For anyone making a wrap, the fabric used to make a Moby-style wrap is on sale for 50% off at Joann Fabrics right now! I bought a funky orange color and it will make 2 wraps for about $35. I'm small, so I just bought 5 yards. Anyway, I think the sale ends on Saturday! You can get a thicker cotton-poly blend or a thinner rayon-spandex blend. The thinner fabric would be best for hot climates. :)

post #97 of 99

Is there a pattern that you follow, SallyRae? Or is it so simple that you don't even need a pattern?

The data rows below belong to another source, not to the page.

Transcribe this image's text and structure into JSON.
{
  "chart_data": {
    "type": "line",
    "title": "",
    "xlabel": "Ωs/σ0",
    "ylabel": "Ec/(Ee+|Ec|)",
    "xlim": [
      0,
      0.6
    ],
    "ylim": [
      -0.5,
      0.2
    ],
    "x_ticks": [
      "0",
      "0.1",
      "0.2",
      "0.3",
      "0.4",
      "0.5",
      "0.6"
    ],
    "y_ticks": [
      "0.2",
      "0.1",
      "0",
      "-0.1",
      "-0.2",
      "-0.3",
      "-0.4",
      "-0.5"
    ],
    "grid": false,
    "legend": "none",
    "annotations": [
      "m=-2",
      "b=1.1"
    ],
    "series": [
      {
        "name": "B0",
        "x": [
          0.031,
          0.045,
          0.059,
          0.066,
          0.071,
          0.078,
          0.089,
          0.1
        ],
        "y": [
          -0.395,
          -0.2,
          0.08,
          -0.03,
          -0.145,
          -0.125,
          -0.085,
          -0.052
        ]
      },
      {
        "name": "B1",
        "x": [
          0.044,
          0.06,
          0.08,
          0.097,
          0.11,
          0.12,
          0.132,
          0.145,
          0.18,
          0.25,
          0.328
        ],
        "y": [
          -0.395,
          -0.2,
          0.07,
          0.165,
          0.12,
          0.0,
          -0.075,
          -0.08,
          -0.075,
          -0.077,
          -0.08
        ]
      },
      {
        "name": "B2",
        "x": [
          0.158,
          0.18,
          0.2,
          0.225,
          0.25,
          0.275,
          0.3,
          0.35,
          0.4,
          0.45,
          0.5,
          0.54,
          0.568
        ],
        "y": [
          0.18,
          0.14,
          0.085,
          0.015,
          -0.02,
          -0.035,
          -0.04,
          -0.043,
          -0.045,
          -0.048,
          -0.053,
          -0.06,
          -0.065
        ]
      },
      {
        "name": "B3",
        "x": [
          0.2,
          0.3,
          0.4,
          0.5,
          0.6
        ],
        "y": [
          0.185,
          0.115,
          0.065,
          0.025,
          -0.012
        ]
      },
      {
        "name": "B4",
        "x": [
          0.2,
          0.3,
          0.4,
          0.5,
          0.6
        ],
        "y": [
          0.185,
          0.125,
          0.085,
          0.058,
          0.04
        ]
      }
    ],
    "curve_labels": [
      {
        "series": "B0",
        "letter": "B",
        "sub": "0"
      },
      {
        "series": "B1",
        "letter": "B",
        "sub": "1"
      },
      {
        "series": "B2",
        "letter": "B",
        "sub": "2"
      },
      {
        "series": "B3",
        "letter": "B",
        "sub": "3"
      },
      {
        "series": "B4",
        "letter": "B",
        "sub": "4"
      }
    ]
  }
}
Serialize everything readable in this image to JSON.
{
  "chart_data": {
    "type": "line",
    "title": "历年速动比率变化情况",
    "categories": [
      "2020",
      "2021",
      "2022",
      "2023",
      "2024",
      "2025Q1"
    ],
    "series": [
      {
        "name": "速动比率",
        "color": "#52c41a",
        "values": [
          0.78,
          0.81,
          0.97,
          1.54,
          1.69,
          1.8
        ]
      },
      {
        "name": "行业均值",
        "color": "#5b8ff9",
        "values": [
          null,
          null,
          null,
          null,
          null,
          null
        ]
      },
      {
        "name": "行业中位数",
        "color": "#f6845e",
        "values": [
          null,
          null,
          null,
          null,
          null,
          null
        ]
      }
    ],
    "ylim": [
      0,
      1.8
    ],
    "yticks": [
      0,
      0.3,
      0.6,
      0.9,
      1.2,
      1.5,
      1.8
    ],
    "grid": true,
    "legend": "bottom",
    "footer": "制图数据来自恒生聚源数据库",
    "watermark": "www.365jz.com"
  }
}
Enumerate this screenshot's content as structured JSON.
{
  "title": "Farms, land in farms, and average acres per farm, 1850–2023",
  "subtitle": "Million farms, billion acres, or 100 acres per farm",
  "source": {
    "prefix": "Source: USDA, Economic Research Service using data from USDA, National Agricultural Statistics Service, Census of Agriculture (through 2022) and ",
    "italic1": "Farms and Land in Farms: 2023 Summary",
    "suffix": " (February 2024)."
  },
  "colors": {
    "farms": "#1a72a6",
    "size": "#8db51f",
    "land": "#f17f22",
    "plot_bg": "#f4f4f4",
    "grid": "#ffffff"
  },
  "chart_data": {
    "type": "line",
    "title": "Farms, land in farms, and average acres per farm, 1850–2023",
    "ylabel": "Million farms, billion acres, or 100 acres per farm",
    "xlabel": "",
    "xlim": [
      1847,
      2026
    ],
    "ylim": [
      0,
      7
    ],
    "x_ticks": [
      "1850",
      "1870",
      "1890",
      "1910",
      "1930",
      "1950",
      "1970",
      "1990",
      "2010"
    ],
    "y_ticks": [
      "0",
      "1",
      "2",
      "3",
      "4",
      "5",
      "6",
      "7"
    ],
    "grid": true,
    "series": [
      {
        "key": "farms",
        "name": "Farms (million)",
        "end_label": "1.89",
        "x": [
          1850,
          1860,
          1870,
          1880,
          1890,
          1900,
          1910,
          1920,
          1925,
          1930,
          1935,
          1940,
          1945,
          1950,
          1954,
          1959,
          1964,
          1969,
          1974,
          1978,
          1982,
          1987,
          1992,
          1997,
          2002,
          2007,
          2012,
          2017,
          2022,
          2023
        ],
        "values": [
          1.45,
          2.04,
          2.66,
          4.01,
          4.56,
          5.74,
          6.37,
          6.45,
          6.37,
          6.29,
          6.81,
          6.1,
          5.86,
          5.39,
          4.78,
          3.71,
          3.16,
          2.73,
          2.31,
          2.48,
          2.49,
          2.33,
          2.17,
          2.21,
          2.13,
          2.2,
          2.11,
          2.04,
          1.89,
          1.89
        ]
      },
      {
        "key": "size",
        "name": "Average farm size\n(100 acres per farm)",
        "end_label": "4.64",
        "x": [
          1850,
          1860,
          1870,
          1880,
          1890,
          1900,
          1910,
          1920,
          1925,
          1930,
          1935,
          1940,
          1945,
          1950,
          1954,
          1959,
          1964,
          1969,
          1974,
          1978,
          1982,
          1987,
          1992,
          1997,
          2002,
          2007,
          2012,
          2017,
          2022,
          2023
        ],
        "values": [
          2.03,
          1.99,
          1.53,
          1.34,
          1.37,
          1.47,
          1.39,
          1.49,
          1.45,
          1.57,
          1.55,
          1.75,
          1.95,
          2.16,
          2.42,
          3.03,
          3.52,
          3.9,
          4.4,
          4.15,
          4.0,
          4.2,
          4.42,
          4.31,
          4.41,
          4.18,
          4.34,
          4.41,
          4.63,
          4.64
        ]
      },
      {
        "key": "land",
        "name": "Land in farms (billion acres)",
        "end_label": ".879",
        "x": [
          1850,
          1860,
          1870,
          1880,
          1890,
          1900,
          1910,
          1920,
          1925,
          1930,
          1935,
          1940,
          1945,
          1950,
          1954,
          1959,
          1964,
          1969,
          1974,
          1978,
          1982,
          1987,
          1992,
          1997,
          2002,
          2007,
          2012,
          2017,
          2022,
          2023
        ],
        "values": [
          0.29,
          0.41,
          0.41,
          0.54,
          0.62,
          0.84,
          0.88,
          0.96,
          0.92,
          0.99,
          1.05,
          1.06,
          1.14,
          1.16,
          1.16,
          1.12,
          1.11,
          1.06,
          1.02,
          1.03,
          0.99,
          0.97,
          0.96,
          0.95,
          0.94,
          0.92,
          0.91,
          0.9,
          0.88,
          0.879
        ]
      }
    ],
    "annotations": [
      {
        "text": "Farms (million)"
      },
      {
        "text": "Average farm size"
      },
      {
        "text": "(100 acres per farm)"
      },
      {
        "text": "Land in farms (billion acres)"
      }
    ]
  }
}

To me, Mobys look overpriced for what they really are--the biggest expense is just the fabric. Also, how do you know how much yardage to use? I'm pretty average at 5'5", but my DH is 6'3", and he wants to use it too. Could we both use the same one?

post #98 of 99

sarahdb - I have a Moby already, but I'm so freaking short (5'2) that it's a bit long for me. I think they are usually 5.5-6 meters long. You'd probably want to err on the 6 meters side. Remember, that you'll get two wraps out of the amount of cloth you get. I didn't follow a pattern at all, it's honestly just a big piece of fabric. You can serge the edges (or not) or taper the ends. It's up to you. You can also sew another piece of fabric on the middle portion so you know where the middle is. So, basically, you get the fabric and cut it in half (lengthwise) and you have two wraps! It's super simple...even I can do it (I'm not exactly crafty).

post #99 of 99

i bought a beco butterfly awhile ago and more recently got a baby k'tan that is half mesh (so hopefully better for hot days) though it's a little big so i will need my sister to safely alter it for me. i also ordered an infantino sync, which is kind of a hybrid wrap and looks like it should be pretty comfortable.